“Son yıllarda yaşanan sel felaketlerinin temel nedenleri, iklim değişikliğinden ziyade, insan kaynaklı doğa tahribatları, yanlış su politikaları ve HES’ler, plansız ve çarpık kentleşme, yetersiz altyapı ile merkezi ve yerel yönetimlerin kentleri rant politikalarına teslim etmesidir”
Türk Mühendis ve Mimar Odaları Birliği (TMMOB), Giresun’da en az sekiz kişinin yaşamını yitirdiği, kayıp kişileri arama çalışmalarının da sürdüğü sel felaketine ilişkin yazılı açıklama yaptı.

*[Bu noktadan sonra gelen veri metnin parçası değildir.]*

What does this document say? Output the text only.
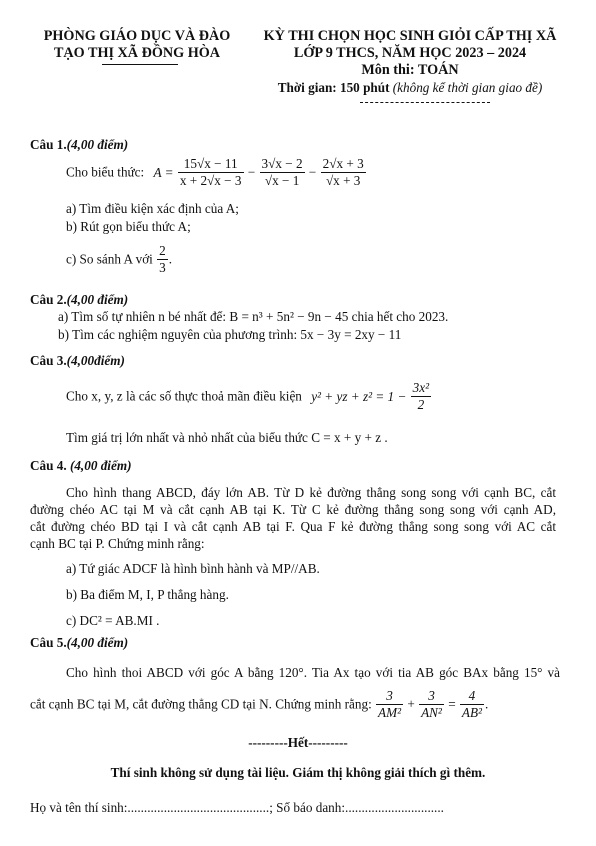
PHÒNG GIÁO DỤC VÀ ĐÀO
TẠO THỊ XÃ ĐỒNG HÒA
KỲ THI CHỌN HỌC SINH GIỎI CẤP THỊ XÃ
LỚP 9 THCS, NĂM HỌC 2023 – 2024
Môn thi: TOÁN
Thời gian: 150 phút (không kể thời gian giao đề)
Câu 1.(4,00 điểm)
Cho biểu thức: $A = \frac{15√x - 11}{x + 2√x - 3} - \frac{3√x - 2}{√x - 1} - \frac{2√x + 3}{√x + 3}$
a) Tìm điều kiện xác định của A;
b) Rút gọn biểu thức A;
c) So sánh A với $\frac{2}{3}$ .
Câu 2.(4,00 điểm)
a) Tìm số tự nhiên n bé nhất để: B = n³ + 5n² − 9n − 45 chia hết cho 2023.
b) Tìm các nghiệm nguyên của phương trình: 5x − 3y = 2xy − 11
Câu 3.(4,00điểm)
Cho x, y, z là các số thực thoả mãn điều kiện y² + yz + $z^2 = 1 - \frac{\text{3x²}}{2}$
Tìm giá trị lớn nhất và nhỏ nhất của biểu thức C = x + y + z .
Câu 4. (4,00 điểm)
Cho hình thang ABCD, đáy lớn AB. Từ D kẻ đường thẳng song song với cạnh BC, cắt
đường chéo AC tại M và cắt cạnh AB tại K. Từ C kẻ đường thẳng song song với cạnh AD,
cắt đường chéo BD tại I và cắt cạnh AB tại F. Qua F kẻ đường thẳng song song với AC cắt
cạnh BC tại P. Chứng minh rằng:
a) Tứ giác ADCF là hình bình hành và MP//AB.
b) Ba điểm M, I, P thẳng hàng.
c) DC² = AB.MI .
Câu 5.(4,00 điểm)
Cho hình thoi ABCD với góc A bằng 120°. Tia Ax tạo với tia AB góc BAx bằng 15° và
cắt cạnh BC tại M, cắt đường thẳng CD tại N. Chứng minh rằng: $\frac{3}{\text{AM²}} + \frac{3}{\text{AN²}} = \frac{4}{\text{AB²}}$ .
---------Hết---------
Thí sinh không sử dụng tài liệu. Giám thị không giải thích gì thêm.
Họ và tên thí sinh:...........................................; Số báo danh:..............................
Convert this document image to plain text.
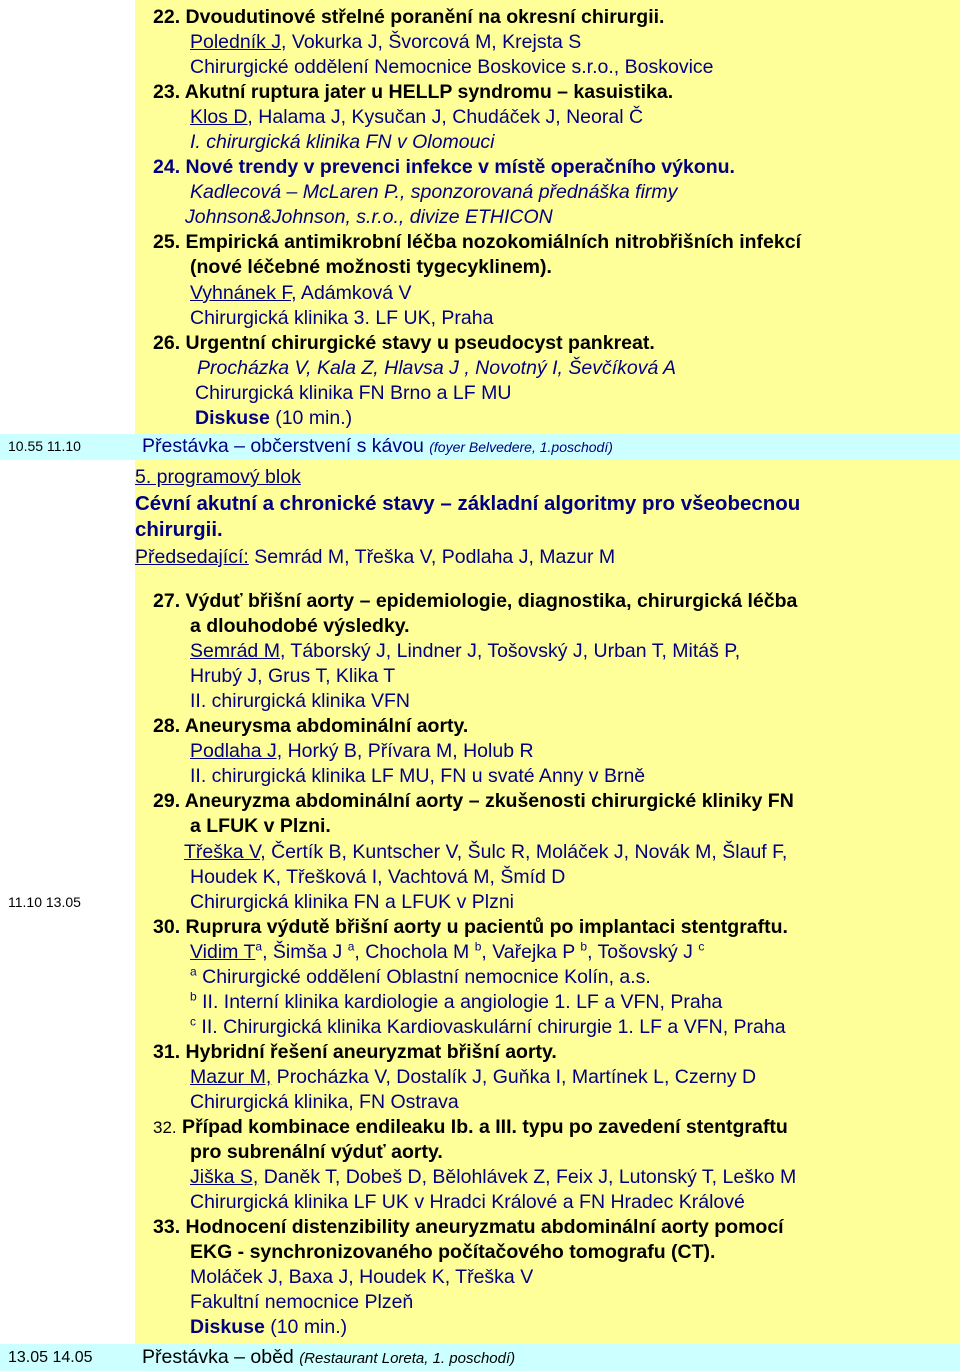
22. Dvoudutinové střelné poranění na okresní chirurgii.
Poledník J, Vokurka J, Švorcová M, Krejsta S
Chirurgické oddělení Nemocnice Boskovice s.r.o., Boskovice
23. Akutní ruptura jater u HELLP syndromu – kasuistika.
Klos D, Halama J, Kysučan J, Chudáček J, Neoral Č
I. chirurgická klinika FN v Olomouci
24. Nové trendy v prevenci infekce v místě operačního výkonu.
Kadlecová – McLaren P., sponzorovaná přednáška firmy
Johnson&Johnson, s.r.o., divize ETHICON
25. Empirická antimikrobní léčba nozokomiálních nitrobřišních infekcí
(nové léčebné možnosti tygecyklinem).
Vyhnánek F, Adámková V
Chirurgická klinika 3. LF UK, Praha
26. Urgentní chirurgické stavy u pseudocyst pankreat.
Procházka V, Kala Z, Hlavsa J , Novotný I, Ševčíková A
Chirurgická klinika FN Brno a LF MU
Diskuse (10 min.)
10.55 11.10	Přestávka – občerstvení s kávou (foyer Belvedere, 1.poschodí)
5. programový blok
Cévní akutní a chronické stavy – základní algoritmy pro všeobecnou
chirurgii.
Předsedající: Semrád M, Třeška V, Podlaha J, Mazur M
27. Výduť břišní aorty – epidemiologie, diagnostika, chirurgická léčba
a dlouhodobé výsledky.
Semrád M, Táborský J, Lindner J, Tošovský J, Urban T, Mitáš P,
Hrubý J, Grus T, Klika T
II. chirurgická klinika VFN
28. Aneurysma abdominální aorty.
Podlaha J, Horký B, Přívara M, Holub R
II. chirurgická klinika LF MU, FN u svaté Anny v Brně
29. Aneuryzma abdominální aorty – zkušenosti chirurgické kliniky FN
a LFUK v Plzni.
Třeška V, Čertík B, Kuntscher V, Šulc R, Moláček J, Novák M, Šlauf F,
Houdek K, Třešková I, Vachtová M, Šmíd D
Chirurgická klinika FN a LFUK v Plzni
11.10 13.05
30. Ruprura výdutě břišní aorty u pacientů po implantaci stentgraftu.
Vidim $T^a$, Šimša J $^a$, Chochola M $^b$, Vařejka P $^b$, Tošovský J $^c$
$^a$ Chirurgické oddělení Oblastní nemocnice Kolín, a.s.
$^b$ II. Interní klinika kardiologie a angiologie 1. LF a VFN, Praha
$^c$ II. Chirurgická klinika Kardiovaskulární chirurgie 1. LF a VFN, Praha
31. Hybridní řešení aneuryzmat břišní aorty.
Mazur M, Procházka V, Dostalík J, Guňka I, Martínek L, Czerny D
Chirurgická klinika, FN Ostrava
32. Případ kombinace endileaku Ib. a III. typu po zavedení stentgraftu
pro subrenální výduť aorty.
Jiška S, Daněk T, Dobeš D, Bělohlávek Z, Feix J, Lutonský T, Leško M
Chirurgická klinika LF UK v Hradci Králové a FN Hradec Králové
33. Hodnocení distenzibility aneuryzmatu abdominální aorty pomocí
EKG - synchronizovaného počítačového tomografu (CT).
Moláček J, Baxa J, Houdek K, Třeška V
Fakultní nemocnice Plzeň
Diskuse (10 min.)
13.05 14.05	Přestávka – oběd (Restaurant Loreta, 1. poschodí)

TMMOB Yönetim Kurulu tarafından yapılan “Yaşanan seller doğal afet değildir; çarpık kentleşme ve doğa katliamları sellere neden olmaktadır” başlıklı açıklamada, Türkiye’nin de içinde yer aldığı Doğu Akdeniz havzasının, iklim değişikliğine karşı en duyarlı alanlar arasında bulunduğu belirtilerek “İklim değişikliğinin iki temel göstergesi sıcaklık ve yağıştır. Bölgesel olarak farklılıklar gösterse de küresel ölçekte artması öngörülen sıcaklıkların yanı sıra, yağışlarda da düzensizliklerin yaşanması beklenmektedir” denildi.
Meteoroloji Genel Müdürlüğü verilerine göre 2000’li yıllardan itibaren afet sayılarında önemli artışlar yaşandığını vurgulayan TMMOB, “Son 24 saatte Giresun şehir merkezinde 48.2 mm yağış gerçekleşirken, yüksek rakımlı yerleşim bölgelerinde 100 mm’yi aşan yağışlar ölçülmüştür. Bölgede ölçülen en yüksek yağışlar ise Yağlıdere (136.2 mm) ve Çanakçı’da (120.6 mm) meydana gelmiştir” ifadelerini kullandı.

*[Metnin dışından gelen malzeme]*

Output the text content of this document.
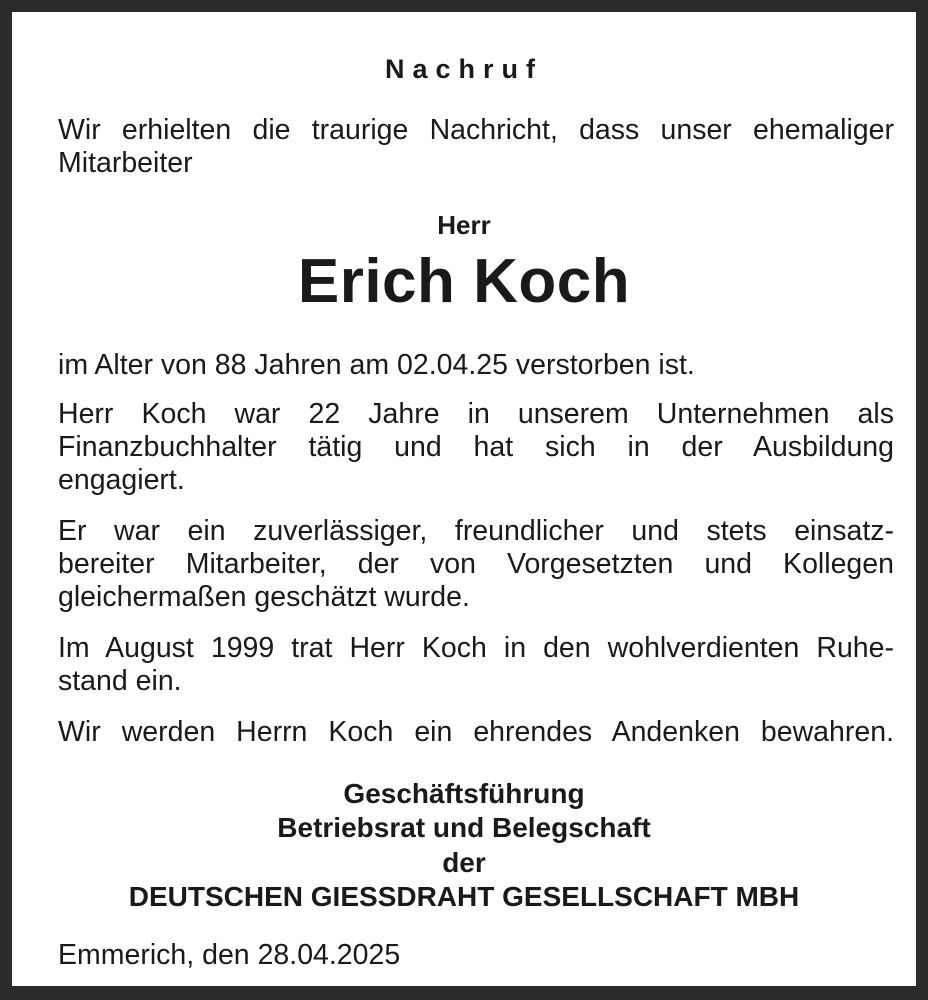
Nachruf
Wir erhielten die traurige Nachricht, dass unser ehemaliger
Mitarbeiter
Herr
Erich Koch
im Alter von 88 Jahren am 02.04.25 verstorben ist.
Herr Koch war 22 Jahre in unserem Unternehmen als
Finanzbuchhalter tätig und hat sich in der Ausbildung
engagiert.
Er war ein zuverlässiger, freundlicher und stets einsatz-
bereiter Mitarbeiter, der von Vorgesetzten und Kollegen
gleichermaßen geschätzt wurde.
Im August 1999 trat Herr Koch in den wohlverdienten Ruhe-
stand ein.
Wir werden Herrn Koch ein ehrendes Andenken bewahren.
Geschäftsführung
Betriebsrat und Belegschaft
der
DEUTSCHEN GIESSDRAHT GESELLSCHAFT MBH
Emmerich, den 28.04.2025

Yerleşim merkezlerinde meydana gelen sellerin gerçek nedeninin, yere düşen yağış miktarından ziyade, düşen yağışın büyük bir bölümünün toprağa süzülememesi sonucunda yüzey akışına geçmesi olduğunu belirten TMMOB, devamla şunları kaydetti:
“Özellikle yapılaşmanın, asfalt ve beton zeminlerin çok yoğun olduğu yerleşimlerde; düştüğü noktada 3-5 cm yüksekliğe sahip olan yağışlar, asfalt ve beton zemin üzerinde yüzey akışına geçerek daha alçak noktalara veya altgeçitlere ulaştığında metrelerce yüksekliğe erişerek sel ve taşkınlara neden olmaktadır.”
TMMOB yaşanan son afetin, kentleri iklim krizine karşı daha dirençli hale getirme gerekliliğini gösterdiğini belirterek “İklim değişikliği uyum çalışmaları yapılarak yaşanan sellerin etkisi azaltılabilir, can ve mal kayıpları en az seviyeye indirilebilir” dedi.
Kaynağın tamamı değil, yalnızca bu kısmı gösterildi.